今年に入って食用油、大豆、小麦、コーヒー、卵、肉などの値段が上がっている。
食用油は今年3度も値上げを行っており、家計・外食共に影響が大きい。大豆と小麦は米国の干ばつ、コーヒーと砂糖はブラジルの寒波と、海外の不作が影響している。大豆の場合、大豆油が石油代替品としてバイオ燃料に使われるケースが増えており、中長期的に見て下がる要素が少ない。
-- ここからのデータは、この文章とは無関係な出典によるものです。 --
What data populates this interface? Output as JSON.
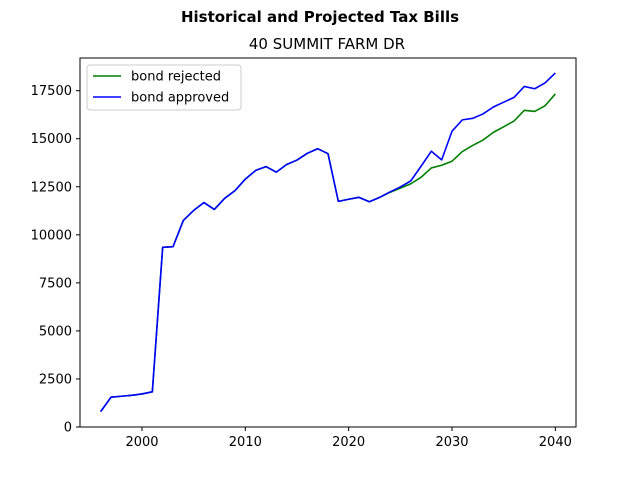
{
  "chart_data": {
    "type": "line",
    "title": "Historical and Projected Tax Bills",
    "subtitle": "40 SUMMIT FARM DR",
    "xlabel": "",
    "ylabel": "",
    "xlim": [
      1994,
      2042
    ],
    "ylim": [
      0,
      19200
    ],
    "xticks": [
      2000,
      2010,
      2020,
      2030,
      2040
    ],
    "yticks": [
      0,
      2500,
      5000,
      7500,
      10000,
      12500,
      15000,
      17500
    ],
    "grid": false,
    "legend_position": "top-left",
    "series": [
      {
        "name": "bond rejected",
        "color": "#008000",
        "x": [
          1996,
          1997,
          1998,
          1999,
          2000,
          2001,
          2002,
          2003,
          2004,
          2005,
          2006,
          2007,
          2008,
          2009,
          2010,
          2011,
          2012,
          2013,
          2014,
          2015,
          2016,
          2017,
          2018,
          2019,
          2020,
          2021,
          2022,
          2023,
          2024,
          2025,
          2026,
          2027,
          2028,
          2029,
          2030,
          2031,
          2032,
          2033,
          2034,
          2035,
          2036,
          2037,
          2038,
          2039,
          2040
        ],
        "values": [
          800,
          1550,
          1600,
          1650,
          1720,
          1830,
          9350,
          9380,
          10750,
          11270,
          11680,
          11320,
          11900,
          12300,
          12900,
          13350,
          13550,
          13260,
          13660,
          13890,
          14240,
          14480,
          14220,
          11740,
          11850,
          11950,
          11720,
          11950,
          12210,
          12430,
          12650,
          12990,
          13480,
          13620,
          13830,
          14330,
          14650,
          14930,
          15330,
          15620,
          15920,
          16480,
          16420,
          16710,
          17330
        ]
      },
      {
        "name": "bond approved",
        "color": "#0000ff",
        "x": [
          1996,
          1997,
          1998,
          1999,
          2000,
          2001,
          2002,
          2003,
          2004,
          2005,
          2006,
          2007,
          2008,
          2009,
          2010,
          2011,
          2012,
          2013,
          2014,
          2015,
          2016,
          2017,
          2018,
          2019,
          2020,
          2021,
          2022,
          2023,
          2024,
          2025,
          2026,
          2027,
          2028,
          2029,
          2030,
          2031,
          2032,
          2033,
          2034,
          2035,
          2036,
          2037,
          2038,
          2039,
          2040
        ],
        "values": [
          800,
          1550,
          1600,
          1650,
          1720,
          1830,
          9350,
          9380,
          10750,
          11270,
          11680,
          11320,
          11900,
          12300,
          12900,
          13350,
          13550,
          13260,
          13660,
          13890,
          14240,
          14480,
          14220,
          11740,
          11850,
          11950,
          11720,
          11950,
          12230,
          12490,
          12800,
          13560,
          14350,
          13900,
          15390,
          15980,
          16060,
          16290,
          16650,
          16900,
          17150,
          17720,
          17600,
          17900,
          18420
        ]
      }
    ]
  }
}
サラダ油、キャノーラ油などと呼ばれる食用油を値上げする背景には、海外の旺盛な需要拡大がある。中国は新型コロナウイルス感染症の影響から回復基調にあり、外食産業が盛り上がっている。中国や欧米は基本、経済に関してコロナ禍中を抜けてアフターコロナに移行しており、日本と事情が異なる。特に中国の場合、アフリカ豚熱からの回復で豚肉の需要が急伸するという特殊な事情が重なる。輸入に頼った商品の場合、国際的な需給の影響を強く受ける。
物価の優等生といわれてきた卵は、国内の鳥インフルエンザの影響が出た。食用油と卵が値上がりしたので、マヨネーズや菓子の値段も上がる傾向にある。
明治安田生命が3月にインターネット調査を行ったところ、4割近くの人がコロナ禍で収入が減ったと実感している。長期化するコロナ禍にあって、家計に厳しい秋を迎えそうだ。